Il sentit ses yeux le piquer.
— Quand tu voudras, dit-il. La porte est ouverte.
Il marqua une courte pause, puis ajouta :
— Et cette fois, je ne te dirai pas de ne pas revenir.
Elle eut un petit rire mêlé de larmes.
— Moi non plus, je ne claquerai pas la porte, promit-elle.
Ils parlèrent encore quelques minutes.
De choses simples.
De son travail à Rennes.
De l’appartement qu’elle partageait avec une collègue.
D’un chat tigré qui venait parfois dormir sur le rebord de sa fenêtre.
Des hortensias du jardin qui allaient bientôt refleurir.
Puis vint le moment de se dire au revoir.
Ni l’un ni l’autre ne savait très bien comment conclure.
— Tu peux m’appeler quand tu veux, dit-il finalement. Même pour rien. Pour me dire s’il pleut à Rennes.
— Et toi aussi, répondit-elle. Tu as mon numéro, maintenant. Ce serait dommage de n’utiliser que la Poste.
Il sourit.
— Je ferai des progrès avec le téléphone, promit-il.
Et il ajouta, dans un souffle :
— Merci d’avoir appelé, Claire.
— Merci d’avoir écrit, Papa.
Le « Papa » resta longtemps dans l’air après que la ligne eut été coupée.
Les jours suivants prirent une autre couleur.
Jean-Louis se surprit à ranger un peu plus que d’habitude.
À ouvrir le placard de la chambre d’amis pour vérifier si les draps étaient propres.
À se demander quelle confiture Claire préférait maintenant.
Un matin, il demanda à Mme Le Guen :
— Vous qui faites de si bons gâteaux… vous auriez une recette simple, mais qui fait de l’effet ?
Elle leva un sourcil amusé.
— Vous avez invité quelqu’un, Monsieur Maréchal ?
Il rougit presque.
— Disons que… peut-être… quelqu’un devrait venir un de ces jours.
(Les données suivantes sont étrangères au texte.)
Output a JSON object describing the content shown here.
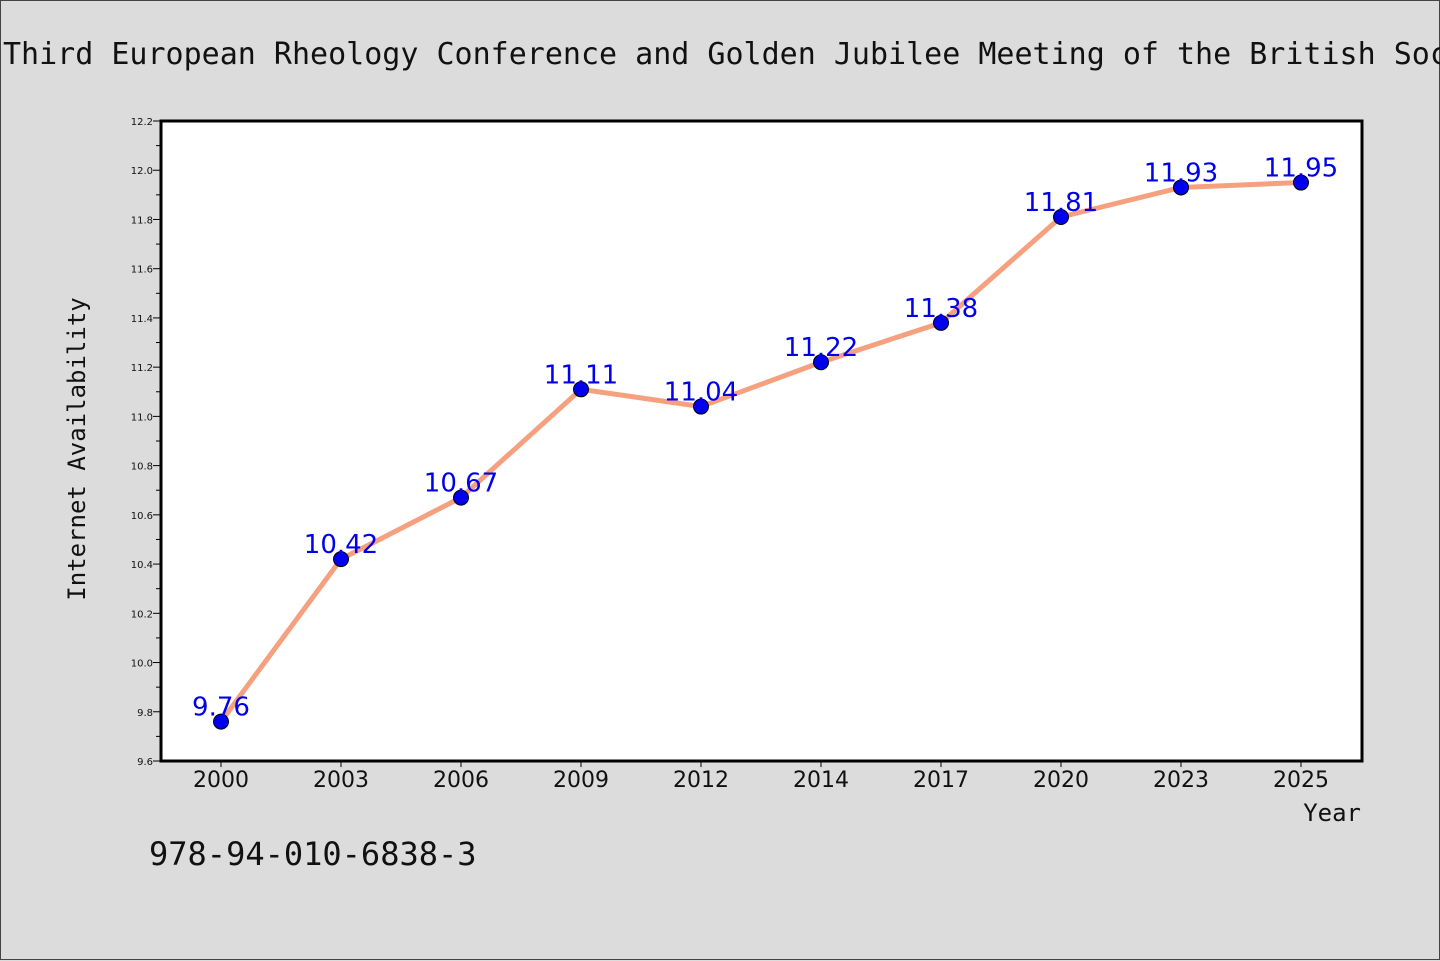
{
  "chart_data": {
    "type": "line",
    "title": "Third European Rheology Conference and Golden Jubilee Meeting of the British Soc",
    "xlabel": "Year",
    "ylabel": "Internet Availability",
    "categories": [
      "2000",
      "2003",
      "2006",
      "2009",
      "2012",
      "2014",
      "2017",
      "2020",
      "2023",
      "2025"
    ],
    "series": [
      {
        "values": [
          9.76,
          10.42,
          10.67,
          11.11,
          11.04,
          11.22,
          11.38,
          11.81,
          11.93,
          11.95
        ],
        "line_color": "#f5a07f",
        "marker_color": "#0000ee"
      }
    ],
    "data_labels": [
      "9.76",
      "10.42",
      "10.67",
      "11.11",
      "11.04",
      "11.22",
      "11.38",
      "11.81",
      "11.93",
      "11.95"
    ],
    "data_label_color": "#0000ee",
    "ylim": [
      9.6,
      12.2
    ],
    "yticks": [
      "9.6",
      "9.8",
      "10.0",
      "10.2",
      "10.4",
      "10.6",
      "10.8",
      "11.0",
      "11.2",
      "11.4",
      "11.6",
      "11.8",
      "12.0",
      "12.2"
    ],
    "grid": false,
    "legend": "none"
  },
  "footnote": "978-94-010-6838-3"
}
Elle ne posa pas plus de questions.
Elle répondit seulement :
— Dans ce cas, un gâteau au yaourt aux pommes. Ça ne rate jamais. Et ça sent bon dans toute la maison.
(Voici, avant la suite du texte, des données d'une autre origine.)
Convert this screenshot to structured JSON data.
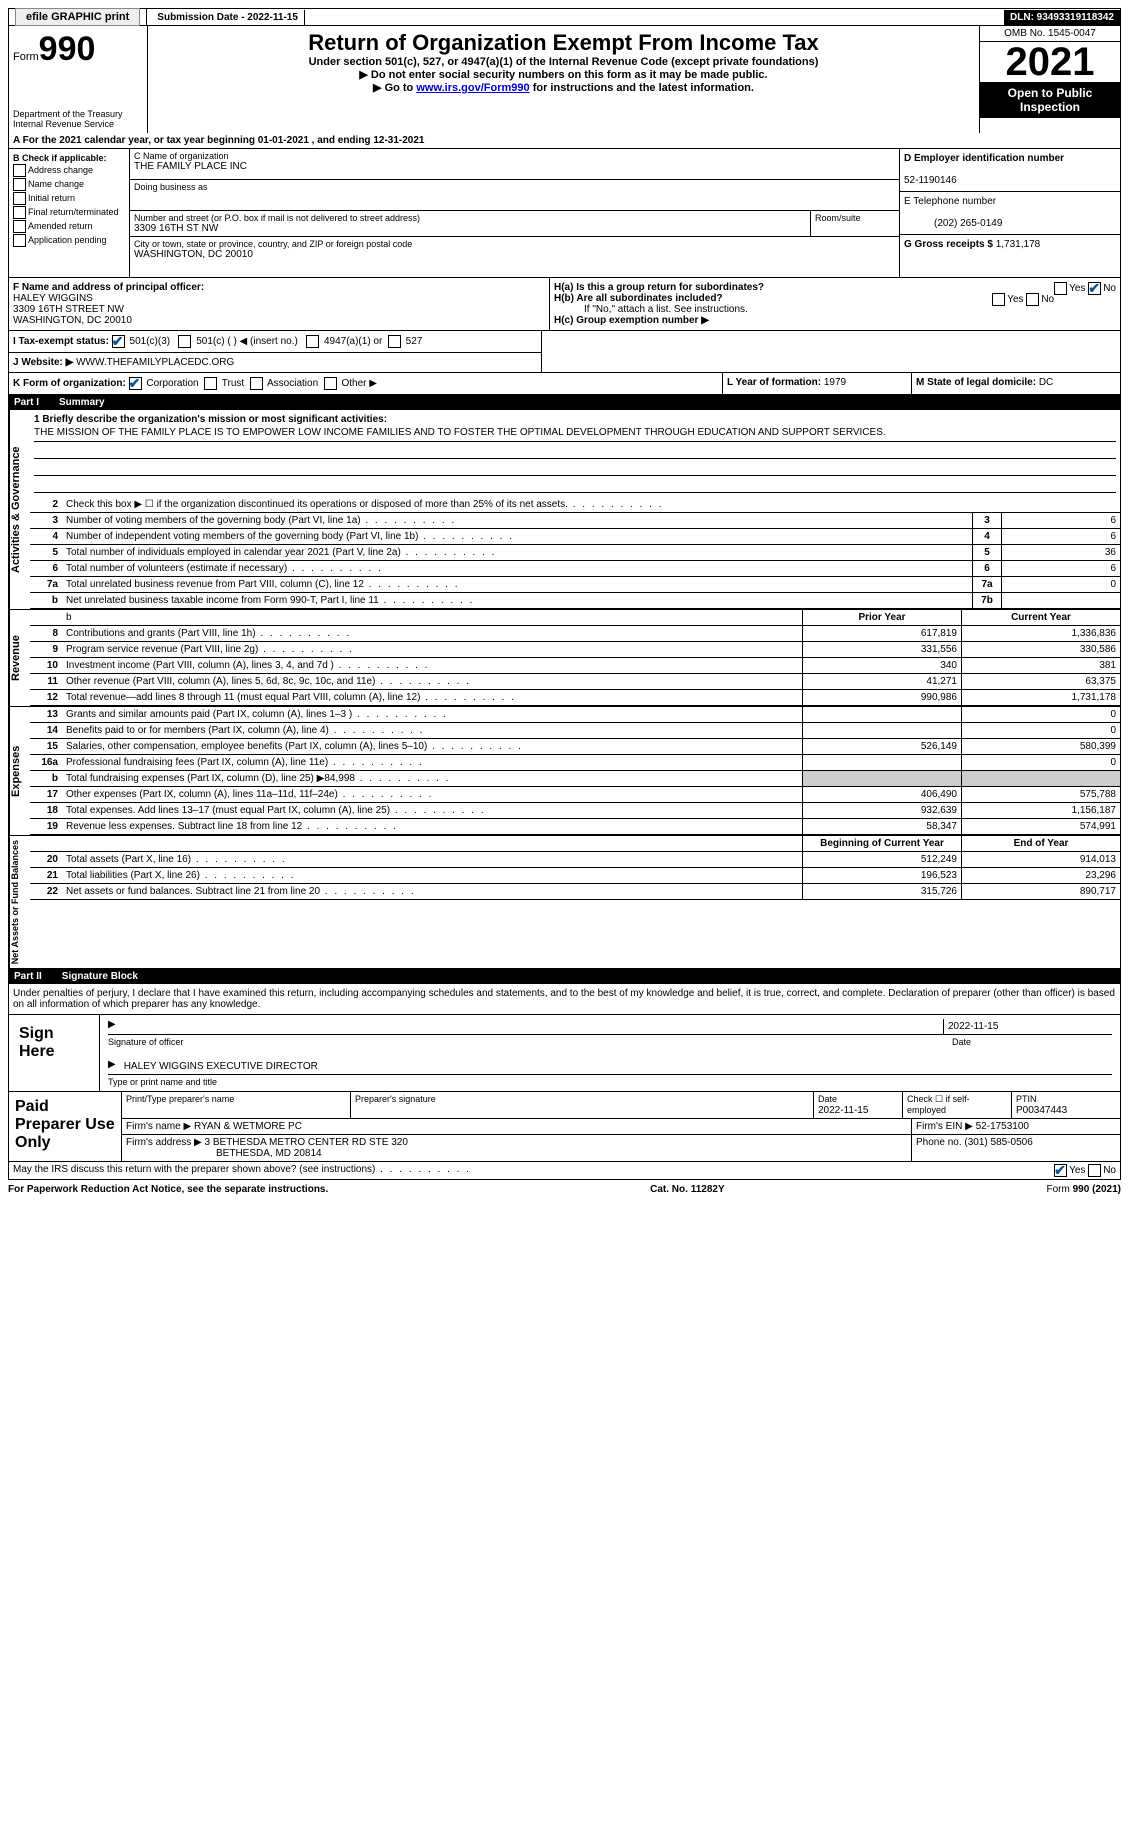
{
  "colors": {
    "text": "#000000",
    "bg": "#ffffff",
    "link": "#0000cc",
    "header_bg": "#000000",
    "header_fg": "#ffffff",
    "check": "#0b5394",
    "shade": "#cccccc"
  },
  "top": {
    "efile": "efile GRAPHIC print",
    "submission": "Submission Date - 2022-11-15",
    "dln": "DLN: 93493319118342"
  },
  "header": {
    "form_prefix": "Form",
    "form_number": "990",
    "dept": "Department of the Treasury",
    "irs": "Internal Revenue Service",
    "title": "Return of Organization Exempt From Income Tax",
    "sub1": "Under section 501(c), 527, or 4947(a)(1) of the Internal Revenue Code (except private foundations)",
    "sub2": "▶ Do not enter social security numbers on this form as it may be made public.",
    "sub3_prefix": "▶ Go to ",
    "sub3_link": "www.irs.gov/Form990",
    "sub3_suffix": " for instructions and the latest information.",
    "omb": "OMB No. 1545-0047",
    "year": "2021",
    "open": "Open to Public Inspection"
  },
  "lineA": "A For the 2021 calendar year, or tax year beginning 01-01-2021   , and ending 12-31-2021",
  "boxB": {
    "label": "B Check if applicable:",
    "items": [
      "Address change",
      "Name change",
      "Initial return",
      "Final return/terminated",
      "Amended return",
      "Application pending"
    ]
  },
  "boxC": {
    "name_lbl": "C Name of organization",
    "name": "THE FAMILY PLACE INC",
    "dba_lbl": "Doing business as",
    "dba": "",
    "street_lbl": "Number and street (or P.O. box if mail is not delivered to street address)",
    "street": "3309 16TH ST NW",
    "room_lbl": "Room/suite",
    "city_lbl": "City or town, state or province, country, and ZIP or foreign postal code",
    "city": "WASHINGTON, DC  20010"
  },
  "boxD": {
    "ein_lbl": "D Employer identification number",
    "ein": "52-1190146",
    "phone_lbl": "E Telephone number",
    "phone": "(202) 265-0149",
    "gross_lbl": "G Gross receipts $",
    "gross": "1,731,178"
  },
  "boxF": {
    "lbl": "F Name and address of principal officer:",
    "name": "HALEY WIGGINS",
    "addr1": "3309 16TH STREET NW",
    "addr2": "WASHINGTON, DC  20010"
  },
  "boxH": {
    "ha": "H(a)  Is this a group return for subordinates?",
    "ha_no": true,
    "hb": "H(b)  Are all subordinates included?",
    "hb_note": "If \"No,\" attach a list. See instructions.",
    "hc": "H(c)  Group exemption number ▶"
  },
  "lineI": {
    "lbl": "I    Tax-exempt status:",
    "opt1": "501(c)(3)",
    "opt2": "501(c) (  ) ◀ (insert no.)",
    "opt3": "4947(a)(1) or",
    "opt4": "527",
    "checked": 1
  },
  "lineJ": {
    "lbl": "J    Website: ▶",
    "val": "WWW.THEFAMILYPLACEDC.ORG"
  },
  "lineK": {
    "lbl": "K Form of organization:",
    "opts": [
      "Corporation",
      "Trust",
      "Association",
      "Other ▶"
    ],
    "checked": 0
  },
  "lineL": {
    "lbl": "L Year of formation:",
    "val": "1979"
  },
  "lineM": {
    "lbl": "M State of legal domicile:",
    "val": "DC"
  },
  "part1": {
    "header": "Part I",
    "title": "Summary"
  },
  "mission": {
    "lbl": "1   Briefly describe the organization's mission or most significant activities:",
    "text": "THE MISSION OF THE FAMILY PLACE IS TO EMPOWER LOW INCOME FAMILIES AND TO FOSTER THE OPTIMAL DEVELOPMENT THROUGH EDUCATION AND SUPPORT SERVICES."
  },
  "gov_label": "Activities & Governance",
  "gov_lines": [
    {
      "n": "2",
      "t": "Check this box ▶ ☐ if the organization discontinued its operations or disposed of more than 25% of its net assets.",
      "box": "",
      "val": ""
    },
    {
      "n": "3",
      "t": "Number of voting members of the governing body (Part VI, line 1a)",
      "box": "3",
      "val": "6"
    },
    {
      "n": "4",
      "t": "Number of independent voting members of the governing body (Part VI, line 1b)",
      "box": "4",
      "val": "6"
    },
    {
      "n": "5",
      "t": "Total number of individuals employed in calendar year 2021 (Part V, line 2a)",
      "box": "5",
      "val": "36"
    },
    {
      "n": "6",
      "t": "Total number of volunteers (estimate if necessary)",
      "box": "6",
      "val": "6"
    },
    {
      "n": "7a",
      "t": "Total unrelated business revenue from Part VIII, column (C), line 12",
      "box": "7a",
      "val": "0"
    },
    {
      "n": "b",
      "t": "Net unrelated business taxable income from Form 990-T, Part I, line 11",
      "box": "7b",
      "val": ""
    }
  ],
  "rev_label": "Revenue",
  "rev_header": {
    "prior": "Prior Year",
    "curr": "Current Year"
  },
  "rev_lines": [
    {
      "n": "8",
      "t": "Contributions and grants (Part VIII, line 1h)",
      "p": "617,819",
      "c": "1,336,836"
    },
    {
      "n": "9",
      "t": "Program service revenue (Part VIII, line 2g)",
      "p": "331,556",
      "c": "330,586"
    },
    {
      "n": "10",
      "t": "Investment income (Part VIII, column (A), lines 3, 4, and 7d )",
      "p": "340",
      "c": "381"
    },
    {
      "n": "11",
      "t": "Other revenue (Part VIII, column (A), lines 5, 6d, 8c, 9c, 10c, and 11e)",
      "p": "41,271",
      "c": "63,375"
    },
    {
      "n": "12",
      "t": "Total revenue—add lines 8 through 11 (must equal Part VIII, column (A), line 12)",
      "p": "990,986",
      "c": "1,731,178"
    }
  ],
  "exp_label": "Expenses",
  "exp_lines": [
    {
      "n": "13",
      "t": "Grants and similar amounts paid (Part IX, column (A), lines 1–3 )",
      "p": "",
      "c": "0"
    },
    {
      "n": "14",
      "t": "Benefits paid to or for members (Part IX, column (A), line 4)",
      "p": "",
      "c": "0"
    },
    {
      "n": "15",
      "t": "Salaries, other compensation, employee benefits (Part IX, column (A), lines 5–10)",
      "p": "526,149",
      "c": "580,399"
    },
    {
      "n": "16a",
      "t": "Professional fundraising fees (Part IX, column (A), line 11e)",
      "p": "",
      "c": "0"
    },
    {
      "n": "b",
      "t": "Total fundraising expenses (Part IX, column (D), line 25) ▶84,998",
      "p": "shade",
      "c": "shade"
    },
    {
      "n": "17",
      "t": "Other expenses (Part IX, column (A), lines 11a–11d, 11f–24e)",
      "p": "406,490",
      "c": "575,788"
    },
    {
      "n": "18",
      "t": "Total expenses. Add lines 13–17 (must equal Part IX, column (A), line 25)",
      "p": "932,639",
      "c": "1,156,187"
    },
    {
      "n": "19",
      "t": "Revenue less expenses. Subtract line 18 from line 12",
      "p": "58,347",
      "c": "574,991"
    }
  ],
  "net_label": "Net Assets or Fund Balances",
  "net_header": {
    "prior": "Beginning of Current Year",
    "curr": "End of Year"
  },
  "net_lines": [
    {
      "n": "20",
      "t": "Total assets (Part X, line 16)",
      "p": "512,249",
      "c": "914,013"
    },
    {
      "n": "21",
      "t": "Total liabilities (Part X, line 26)",
      "p": "196,523",
      "c": "23,296"
    },
    {
      "n": "22",
      "t": "Net assets or fund balances. Subtract line 21 from line 20",
      "p": "315,726",
      "c": "890,717"
    }
  ],
  "part2": {
    "header": "Part II",
    "title": "Signature Block"
  },
  "penalties": "Under penalties of perjury, I declare that I have examined this return, including accompanying schedules and statements, and to the best of my knowledge and belief, it is true, correct, and complete. Declaration of preparer (other than officer) is based on all information of which preparer has any knowledge.",
  "sign": {
    "here": "Sign Here",
    "sig_lbl": "Signature of officer",
    "date": "2022-11-15",
    "date_lbl": "Date",
    "name": "HALEY WIGGINS EXECUTIVE DIRECTOR",
    "name_lbl": "Type or print name and title"
  },
  "paid": {
    "here": "Paid Preparer Use Only",
    "r1": {
      "c1": "Print/Type preparer's name",
      "c2": "Preparer's signature",
      "c3": "Date",
      "c3v": "2022-11-15",
      "c4": "Check ☐ if self-employed",
      "c5": "PTIN",
      "c5v": "P00347443"
    },
    "r2": {
      "c1": "Firm's name    ▶",
      "c1v": "RYAN & WETMORE PC",
      "c2": "Firm's EIN ▶",
      "c2v": "52-1753100"
    },
    "r3": {
      "c1": "Firm's address ▶",
      "c1v": "3 BETHESDA METRO CENTER RD STE 320",
      "c1v2": "BETHESDA, MD  20814",
      "c2": "Phone no.",
      "c2v": "(301) 585-0506"
    }
  },
  "discuss": {
    "t": "May the IRS discuss this return with the preparer shown above? (see instructions)",
    "yes": true
  },
  "footer": {
    "left": "For Paperwork Reduction Act Notice, see the separate instructions.",
    "mid": "Cat. No. 11282Y",
    "right": "Form 990 (2021)"
  }
}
Il nota la recette soigneusement sur un bout de papier.
Chaque ingrédient lui donnait l’impression de préparer un accueil.
Le soir, en passant dans le salon, il s’arrêta devant le collier de Brume.
— Tu as entendu ? murmura-t-il.
Elle va peut-être revenir.
Pendant un instant, il eut la sensation très nette qu’une présence douce flottait dans la pièce.
Le reflet de la médaille vibra légèrement dans la lumière du lampadaire.
Il resta là un long moment, le cœur étonnamment calme.
Il savait que tout n’était pas réparé, que des choses restaient à dire, des silences à traverser.
Mais la direction était donnée.
Et au gré des marées de Perros-Guirec, la maison commençait à se préparer, elle aussi, à accueillir de nouveaux pas.